Spaces:
Running
on
CPU Upgrade
OOM when use vllm to accelerate compute
I'm running the following command on a device equipped with an RTX3090 24GB GPU:
lm_eval --model vllm --model_args pretrained=/root/autodl-tmp/llama3.1_8b/,max_model_len=2048,gpu_memory_utilization=0.7 --tasks leaderboard --batch_size auto --output_path c-eval-result --log_samples --apply_chat_template --fewshot_as_multiturn
However, I encounter an Out-of-Memory (OOM) error. Is there additional memory required beyond what is specified by the gpu_memory_utilization parameter?
Additionally, when I run the same command on an A100 40GB GPU, VLLM utilizes approximately 40 * 0.7 = 28GB of GPU memory, but in practice, the actual GPU memory usage is around 35GB. Given this information, can I perform inference with an RTX3090, or could there be an issue with my parameter settings?
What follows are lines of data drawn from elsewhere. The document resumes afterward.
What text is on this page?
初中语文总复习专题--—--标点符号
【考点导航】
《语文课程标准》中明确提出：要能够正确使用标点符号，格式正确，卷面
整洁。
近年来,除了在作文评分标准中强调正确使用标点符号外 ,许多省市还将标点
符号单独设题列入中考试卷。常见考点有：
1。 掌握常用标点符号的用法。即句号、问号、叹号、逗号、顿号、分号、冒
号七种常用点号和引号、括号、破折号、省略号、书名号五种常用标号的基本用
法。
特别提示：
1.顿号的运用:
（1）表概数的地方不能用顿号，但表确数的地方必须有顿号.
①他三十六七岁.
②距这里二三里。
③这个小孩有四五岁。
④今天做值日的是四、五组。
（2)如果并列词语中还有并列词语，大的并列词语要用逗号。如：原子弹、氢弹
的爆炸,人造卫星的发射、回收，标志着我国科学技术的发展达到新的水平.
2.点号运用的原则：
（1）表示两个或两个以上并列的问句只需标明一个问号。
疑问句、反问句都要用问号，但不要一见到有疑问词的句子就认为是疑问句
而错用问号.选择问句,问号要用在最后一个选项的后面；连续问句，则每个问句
Moreover, I've encountered similar errors using local-completions:
lm_eval --model local-completions --tasks leaderboard_gpqa --output_path result-lm-eval --log_samples --model_args model=02-models/llama3.1-8b-instruction/,base_url=http://127.0.0.1:8001/v1/completions,num_concurrent=4,max_retries=1,tokenized_requests=False,max_length=2048 --batch_size 15
Could you provide guidance on how to resolve these issues or optimize the configuration for the RTX3090? Thank you.
Hi @chenxiaobooo ,
Thank you for sharing your setup and configuration! It sounds like you’re encountering some complex memory management challenges. For targeted support with lm-eval configurations and memory optimization, I’d recommend opening an issue on the lm-evaluation-harness GitHub here:
https://github.com/EleutherAI/lm-evaluation-harness
The maintainers and contributors there can provide guidance specifically for that repository, especially as this question is connected to lm-evaluation-harness rather than the Leaderboard.
I'm closing this discussion, please feel free to ping me here in case of any questions or open a new one!